I used to pride myself on my ability to create weird programming experiments, at the language level. A simple idea grows from the question how can I implement this? Often I find myself thinking about the fastest way to write something, to prove that it’s possible. Start there, then iterate onwards. When you’re working on a language like Derw, there’s often decisions about code generation which have pros and cons. Maybe if you generate code this way, it’ll be slower. Maybe if you generate it this way, it will break if users use a keyword. The thought process is not merely what is the quickest way to implement this? but also what is the most consistent way to implement this?
That brings me to the problem that I’ve been working on, on and off, for the last month. I want list unpacking to allow for gaps in arguments which can be collected as a single argument. Imagine you want to match against elements inside of parenthesis, and you have a collection of values made up of Paren, and Char. It’d look something like this:
In order to implement this in generated TypeScript, it involves writing a loop that will collect all elements, comparing the start and end element to Paren. Not a difficult task, but what comes up when you’re implementing it are questions like: what about nested cases? What about when there are multiple different collection elements in the list unpacking? I typically refer to what other languages have done, because copying someone else’s research is typically more efficient than performing your own.

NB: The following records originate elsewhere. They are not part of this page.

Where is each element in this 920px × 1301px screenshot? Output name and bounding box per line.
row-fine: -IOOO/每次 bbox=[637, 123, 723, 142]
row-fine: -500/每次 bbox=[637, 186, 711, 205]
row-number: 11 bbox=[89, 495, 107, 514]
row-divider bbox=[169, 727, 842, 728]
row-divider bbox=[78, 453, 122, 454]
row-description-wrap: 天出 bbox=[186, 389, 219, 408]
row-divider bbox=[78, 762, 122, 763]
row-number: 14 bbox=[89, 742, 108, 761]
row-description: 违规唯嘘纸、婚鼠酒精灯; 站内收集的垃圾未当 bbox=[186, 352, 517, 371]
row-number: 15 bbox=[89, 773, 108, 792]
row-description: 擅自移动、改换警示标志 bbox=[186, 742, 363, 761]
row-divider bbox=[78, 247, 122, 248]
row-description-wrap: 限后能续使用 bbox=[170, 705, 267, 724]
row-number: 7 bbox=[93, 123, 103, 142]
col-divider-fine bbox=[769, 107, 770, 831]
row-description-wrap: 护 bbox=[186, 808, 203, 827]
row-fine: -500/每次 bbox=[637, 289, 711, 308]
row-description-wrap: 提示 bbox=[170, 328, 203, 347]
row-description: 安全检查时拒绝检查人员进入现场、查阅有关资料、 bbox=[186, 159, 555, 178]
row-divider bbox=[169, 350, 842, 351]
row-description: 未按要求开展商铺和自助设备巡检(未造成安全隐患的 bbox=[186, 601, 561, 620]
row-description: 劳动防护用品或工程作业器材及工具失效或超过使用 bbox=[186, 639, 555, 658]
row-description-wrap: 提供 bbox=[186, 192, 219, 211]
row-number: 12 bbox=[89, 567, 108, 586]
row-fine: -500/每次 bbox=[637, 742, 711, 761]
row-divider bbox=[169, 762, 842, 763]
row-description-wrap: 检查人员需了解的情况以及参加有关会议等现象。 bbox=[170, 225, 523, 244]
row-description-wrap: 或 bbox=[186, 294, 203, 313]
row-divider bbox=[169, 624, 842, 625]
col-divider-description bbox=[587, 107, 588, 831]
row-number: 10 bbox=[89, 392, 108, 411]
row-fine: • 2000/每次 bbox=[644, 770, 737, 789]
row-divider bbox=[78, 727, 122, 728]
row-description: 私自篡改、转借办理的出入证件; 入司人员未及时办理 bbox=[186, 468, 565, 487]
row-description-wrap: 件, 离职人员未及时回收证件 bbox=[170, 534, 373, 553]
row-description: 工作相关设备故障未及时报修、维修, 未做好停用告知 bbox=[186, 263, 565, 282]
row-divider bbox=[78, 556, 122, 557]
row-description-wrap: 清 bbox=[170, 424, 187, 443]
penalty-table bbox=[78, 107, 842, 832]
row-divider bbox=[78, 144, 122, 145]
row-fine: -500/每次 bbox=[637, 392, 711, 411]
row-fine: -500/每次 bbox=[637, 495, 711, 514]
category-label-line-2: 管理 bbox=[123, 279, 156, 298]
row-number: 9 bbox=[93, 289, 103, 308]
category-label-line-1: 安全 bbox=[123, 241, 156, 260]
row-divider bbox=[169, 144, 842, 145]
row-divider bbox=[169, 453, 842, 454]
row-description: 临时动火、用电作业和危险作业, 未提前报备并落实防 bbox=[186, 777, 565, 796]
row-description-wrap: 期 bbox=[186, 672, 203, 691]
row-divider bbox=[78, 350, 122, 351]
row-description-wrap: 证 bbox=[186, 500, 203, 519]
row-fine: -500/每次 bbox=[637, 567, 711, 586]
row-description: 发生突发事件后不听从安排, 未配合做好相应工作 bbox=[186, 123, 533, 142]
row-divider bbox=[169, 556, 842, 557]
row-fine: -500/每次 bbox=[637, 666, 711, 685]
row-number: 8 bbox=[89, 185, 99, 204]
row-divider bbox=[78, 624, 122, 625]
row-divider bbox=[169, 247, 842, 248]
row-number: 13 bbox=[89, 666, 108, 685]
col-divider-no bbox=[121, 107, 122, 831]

But to understand this problem best, I spent a while coding how I thought the syntax should work, then several options on how the code it generates should look. Still not settled on a solution, I took it further by writing documentation on how it should behave, and more importantly, why. I did this on my remarkable - where I am gathering all handwritten notes about language design and implementation. The idea was to step away from the computer and write on something (almost) physical.
With the documentation ready, I now knew how I wanted to implement it. I wrote some tests, and got half of them working, before I ran into an edge case that complicated the matter - specifically a case where the list unpacking syntax is used heavily.
Run into another thinking wall again, but not wanting to delay progress, I committed the functioning code, and left the failing tests to wait there for me. And I did what I always do when I feel like one problem is taking too much time: I moved onto other ideas and problems. And thanks to that, I’ve implemented a basic language server for Derw, some refactors, and English to Derw generation. I’ll be walking or cooking sometime in the future and figure out a preferable way to handle the unpacking problem, but until then, I’m happy to say I’ve got things done.
English to Derw generation can be tested at the Derw playground. The idea behind it is what if the compiler could explain in plain English what all this unfamiliar syntax is doing? It’s still experimental, so I’m not sold on it, but we’ll see how it goes.